La causa originava da uno sfratto per morosità intimato da un locatore, citando in giudizio il conduttore per la convalida, sull’assunto che il locale di proprietà del primo era stato concesso in locazione per l’esercizio dell’attività di bar, e che il conduttore si era moroso nel pagamento dei canoni ed aveva intrapreso lavori edili senza l’autorizzazione del proprietario.
Il conduttore contestava la morosità, chiedendo, in via riconvenzionale, dichiararsi la risoluzione del contratto per inadempimento del locatore in quanto l’immobile, preso in locazione per essere adibito a bar, non aveva la struttura idonea per consentire la preparazione di alimenti finalizzata alla vendita; in particolare, non era dotato di un doppio bagno con antibagno, essenziale per poter procedere alla preparazione degli alimenti da servizi ai clienti.
Istruita la causa con interrogatorio formale, prove testimoniali e CTU, il Tribunale rigettava la domanda principale del locatore ed accoglieva la riconvenzionale del conduttore, dichiarando risolto il contratto per inadempimento del locatore, con conseguente condanna di quest’ultimo al risarcimento del danno.
La Corte d’Appello, ribaltando il verdetto di prime cure, rilevava che il conduttore aveva eseguito lavori di adeguamento strutturale dell’immobile senza chiedere l’autorizzazione del locatore e dichiarava che la risoluzione del contratto dovesse imputarsi a fatto e colpa del conduttore, non sussistendo alcuna obbligazione del locatore ai sensi degli artt. 1575 e 1576 c.c. di procedere all’esecuzione di opere di modificazione o trasformazione della cosa locata, anche se imposte da disposizioni di legge o dell’autorità sopravvenute alla consegna.

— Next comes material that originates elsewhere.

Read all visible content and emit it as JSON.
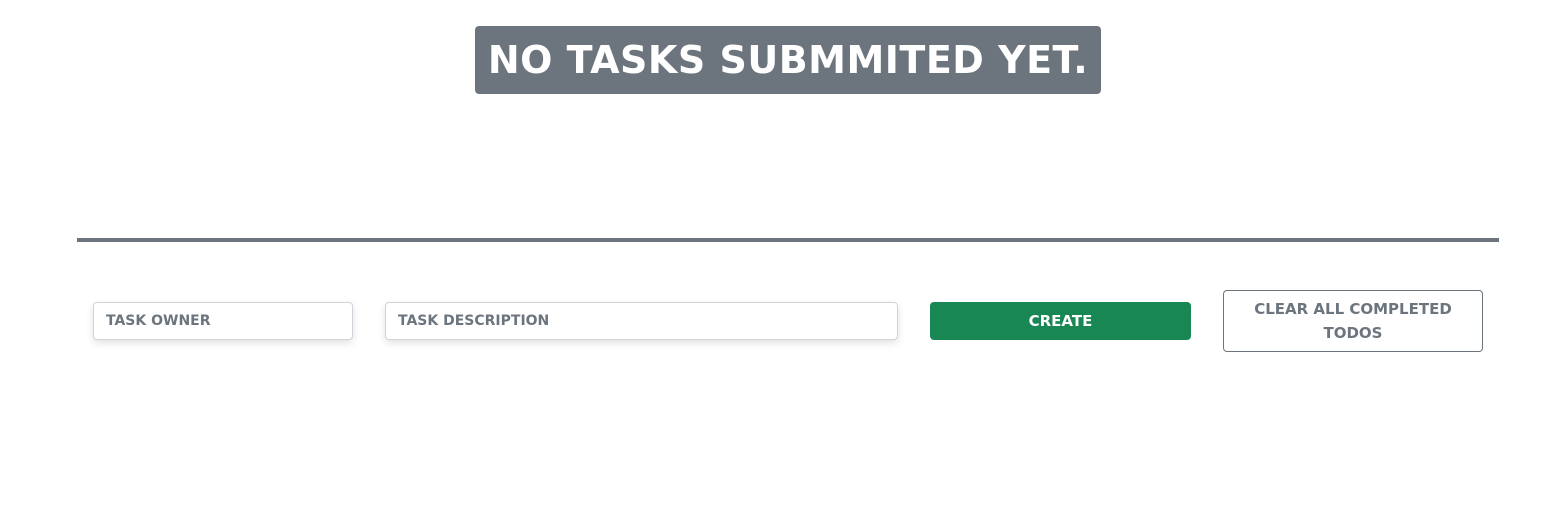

Ad avviso del giudice distrettuale, le obbligazioni del locatore di cui agli artt. 1575 e 1576 c.c. non comprendono l’esecuzione di opere di modificazione o trasformazione della cosa locata, anche se imposte da disposizioni di legge o dell’autorità, sopravvenute alla consegna, per rendere la cosa stessa idonea all’uso convenuto.
In particolare, l’art. 1575 c.c. non impone al locatore alcun obbligo di apportare alla cosa da locare le modifiche necessarie per renderla idonea allo scopo cui intende destinarlo il conduttore, nemmeno nel caso in cui lo scopo sia espressamente indicato in contratto, a meno che quell’obbligo non venga concordato con patto espresso.

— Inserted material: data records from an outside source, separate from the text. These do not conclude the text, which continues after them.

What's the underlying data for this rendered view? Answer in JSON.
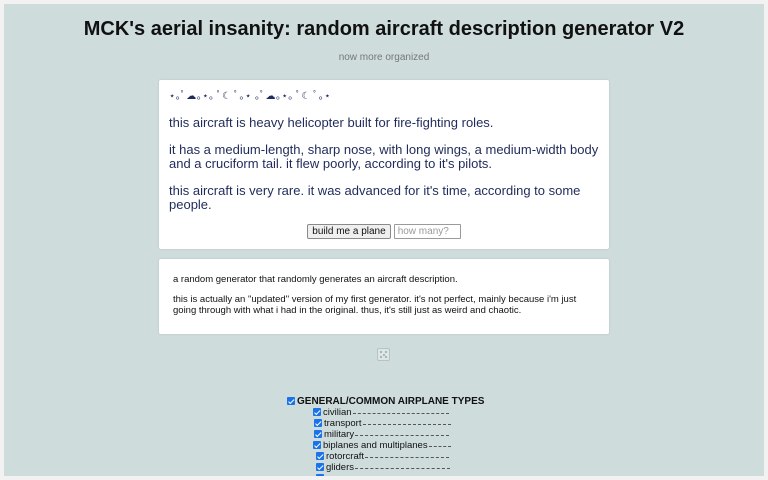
{
  "header": {
    "title": "MCK's aerial insanity: random aircraft description generator V2",
    "subtitle": "now more organized"
  },
  "generator": {
    "decoration": "⋆｡ﾟ☁︎｡⋆｡ ﾟ☾ ﾟ｡⋆ ｡ﾟ☁︎｡⋆｡ ﾟ☾ ﾟ｡⋆",
    "paragraphs": [
      "this aircraft is heavy helicopter built for fire-fighting roles.",
      "it has a medium-length, sharp nose, with long wings, a medium-width body and a cruciform tail. it flew poorly, according to it's pilots.",
      "this aircraft is very rare. it was advanced for it's time, according to some people."
    ],
    "build_button_label": "build me a plane",
    "count_placeholder": "how many?"
  },
  "info": {
    "paragraphs": [
      "a random generator that randomly generates an aircraft description.",
      "this is actually an \"updated\" version of my first generator. it's not perfect, mainly because i'm just going through with what i had in the original. thus, it's still just as weird and chaotic."
    ]
  },
  "icons": {
    "dice": "dice-icon"
  },
  "categories": {
    "group_label": "GENERAL/COMMON AIRPLANE TYPES",
    "group_checked": true,
    "items": [
      {
        "label": "civilian",
        "checked": true
      },
      {
        "label": "transport",
        "checked": true
      },
      {
        "label": "military",
        "checked": true
      },
      {
        "label": "biplanes and multiplanes",
        "checked": true
      },
      {
        "label": "rotorcraft",
        "checked": true
      },
      {
        "label": "gliders",
        "checked": true
      }
    ]
  },
  "colors": {
    "background": "#cfdcdc",
    "text_accent": "#1f2b5a",
    "checkbox": "#1a73e8"
  }
}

Il conduttore, qualora avesse ritenuto esiziale il mancato adeguamento strutturale, avrebbe potuto esercitare il recesso dal contratto, ma, in mancanza di tale recesso, non avrebbe mai potuto sospendere il pagamento dei canoni di locazione, di guisa che la sua condotta doveva considerarsi tale da condurre alla declaratoria di risoluzione del contratto per suo inadempimento.
Il conduttore, soccombente nel giudizio di secondo grado, proponeva ricorso per cassazione, evidenziando che il locatore, oltre agli obblighi di cui agli artt. 1575 e 1576 c.c., fosse gravato anche dell’obbligo di assicurare, ai sensi dell’art. 1578 c.c., che la cosa locata fosse immune da vizi che la rendessero inidonea all’uso convenuto, sì da giustificare, in caso di inottemperanza ai suddetti obblighi, la risoluzione del contratto per inadempimento del locatore.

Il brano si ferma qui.